Thursday, January 30, 2014

The Wolf of Wall Street


In The Wolf of Wall Street, Martin Scorsese treats the world of high finance in turn as frat house, college bowl halftime show, and lost episode of Jackass. Cocaine has replaced coffee as the upper of choice in the hyper-masculine halls of commerce, and power lunches apparently break into atavistic grunt-songs with such regularity that the other restaurant patrons barely even glance up from their steaks. Drawing upon the life of Jordan Belfort—a fallen financial wunderkind who scammed around $200 million out of investors—Scorsese turns real-world fraud into fodder for darkly comic absurdity. From a Quaalude-addled Belfort straining to crawl into his Lamborghini to a boardroom full of financiers discussing the fine print of their midget rental contract, the film zips from one gonzo setup to another with a lupine speed that belies its three-hour running time. Yet the film returns to the same few notes again and again, with volume the only variety to be found (your options are loud or louder). It seems excess is excessive, and apparently the idea must be embodied if it is to be conveyed. You might as well say a good war film is supposed to shoot the audience in the face.

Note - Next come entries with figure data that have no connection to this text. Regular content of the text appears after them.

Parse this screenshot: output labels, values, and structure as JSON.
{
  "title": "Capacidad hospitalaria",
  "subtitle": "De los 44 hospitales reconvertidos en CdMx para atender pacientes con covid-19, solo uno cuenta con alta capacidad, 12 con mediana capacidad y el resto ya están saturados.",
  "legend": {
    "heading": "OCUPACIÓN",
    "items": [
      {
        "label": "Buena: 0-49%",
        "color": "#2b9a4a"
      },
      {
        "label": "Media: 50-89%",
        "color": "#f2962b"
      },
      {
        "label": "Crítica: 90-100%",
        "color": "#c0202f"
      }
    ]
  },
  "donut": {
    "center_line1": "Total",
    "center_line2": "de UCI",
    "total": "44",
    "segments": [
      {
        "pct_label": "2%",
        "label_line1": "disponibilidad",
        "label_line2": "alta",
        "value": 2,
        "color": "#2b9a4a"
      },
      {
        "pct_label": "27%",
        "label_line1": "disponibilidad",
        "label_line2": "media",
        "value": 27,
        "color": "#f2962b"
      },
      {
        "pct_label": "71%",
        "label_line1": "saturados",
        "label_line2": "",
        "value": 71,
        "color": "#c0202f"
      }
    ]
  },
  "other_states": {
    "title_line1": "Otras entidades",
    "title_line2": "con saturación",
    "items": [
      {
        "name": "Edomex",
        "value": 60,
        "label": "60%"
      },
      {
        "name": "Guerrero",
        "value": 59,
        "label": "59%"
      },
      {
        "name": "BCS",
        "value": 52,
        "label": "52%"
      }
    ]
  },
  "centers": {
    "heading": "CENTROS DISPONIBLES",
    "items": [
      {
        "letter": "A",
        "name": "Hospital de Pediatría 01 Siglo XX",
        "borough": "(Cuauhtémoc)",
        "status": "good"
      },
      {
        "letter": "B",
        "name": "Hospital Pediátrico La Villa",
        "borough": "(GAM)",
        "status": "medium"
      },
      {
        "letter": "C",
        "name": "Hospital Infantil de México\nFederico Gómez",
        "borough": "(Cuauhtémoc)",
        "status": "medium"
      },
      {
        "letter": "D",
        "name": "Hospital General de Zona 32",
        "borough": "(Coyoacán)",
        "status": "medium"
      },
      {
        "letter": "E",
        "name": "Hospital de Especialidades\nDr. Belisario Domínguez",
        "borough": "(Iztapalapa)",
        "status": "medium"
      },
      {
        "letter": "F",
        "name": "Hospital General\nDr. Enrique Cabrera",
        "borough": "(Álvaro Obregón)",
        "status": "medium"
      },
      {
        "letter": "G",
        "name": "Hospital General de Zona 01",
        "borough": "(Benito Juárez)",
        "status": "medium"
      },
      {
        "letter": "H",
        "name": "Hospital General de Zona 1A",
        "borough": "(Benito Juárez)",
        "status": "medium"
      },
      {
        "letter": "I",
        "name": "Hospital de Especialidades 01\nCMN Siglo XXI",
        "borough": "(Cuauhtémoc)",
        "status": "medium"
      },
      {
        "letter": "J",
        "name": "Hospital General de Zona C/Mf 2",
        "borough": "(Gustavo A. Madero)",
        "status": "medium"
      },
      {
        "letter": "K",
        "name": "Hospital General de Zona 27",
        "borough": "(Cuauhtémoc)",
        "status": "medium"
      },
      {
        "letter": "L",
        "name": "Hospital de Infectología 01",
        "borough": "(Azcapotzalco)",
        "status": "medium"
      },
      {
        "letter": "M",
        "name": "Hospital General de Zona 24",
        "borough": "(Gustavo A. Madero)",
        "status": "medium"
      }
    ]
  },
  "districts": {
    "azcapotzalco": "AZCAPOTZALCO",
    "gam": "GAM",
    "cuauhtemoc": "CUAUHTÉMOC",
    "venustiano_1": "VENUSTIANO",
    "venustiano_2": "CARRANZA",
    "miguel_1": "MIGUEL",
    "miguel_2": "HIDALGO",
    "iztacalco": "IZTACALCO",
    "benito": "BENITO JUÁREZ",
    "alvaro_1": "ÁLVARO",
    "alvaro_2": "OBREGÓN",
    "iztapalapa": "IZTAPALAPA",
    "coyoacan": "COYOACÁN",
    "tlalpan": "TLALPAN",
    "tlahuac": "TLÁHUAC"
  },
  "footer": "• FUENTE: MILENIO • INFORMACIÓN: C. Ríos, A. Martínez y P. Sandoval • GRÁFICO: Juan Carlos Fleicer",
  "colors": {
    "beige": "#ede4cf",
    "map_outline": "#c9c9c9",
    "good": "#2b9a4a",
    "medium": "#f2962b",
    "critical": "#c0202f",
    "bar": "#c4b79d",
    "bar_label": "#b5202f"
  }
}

Viewers may feel similarly blasted by Scorsese and crew once the credits start to roll. The film saves its final rebuke not for the guy convicted of money laundering, but rather the $40K-a-year types greedily dreaming up ways to meet their mortgage payments. Never mind the millionaires—the problem is that the schmucks in the crowd trusted the wrong wealthy elite to run the show. After all, if the system can bestow fame and good fortune upon the likes of Scorcese and Leonardo Dicaprio—estimated net worths of $70 million and $200 million, respectively—then surely it can’t be all that bad, can it? In fact, this apparent assault on corporate avarice and depravity is so devastating that its putative target feels comfortable making a cameo; Dicaprio even returned the favour and filmed a promo for Belfort’s motivational speaking business. But why shouldn’t Belfort happily appear in the film? Movie deals are good cash, and he has bills to pay like anyone else: $100 for groceries here, $90 million in restitution fees there. In the film, a negative article in Forbes only feeds the man’s fame and appeal. One can only imagine the spin-off benefits of being subjected to three-hours of supposedly scathing cinematic mockery.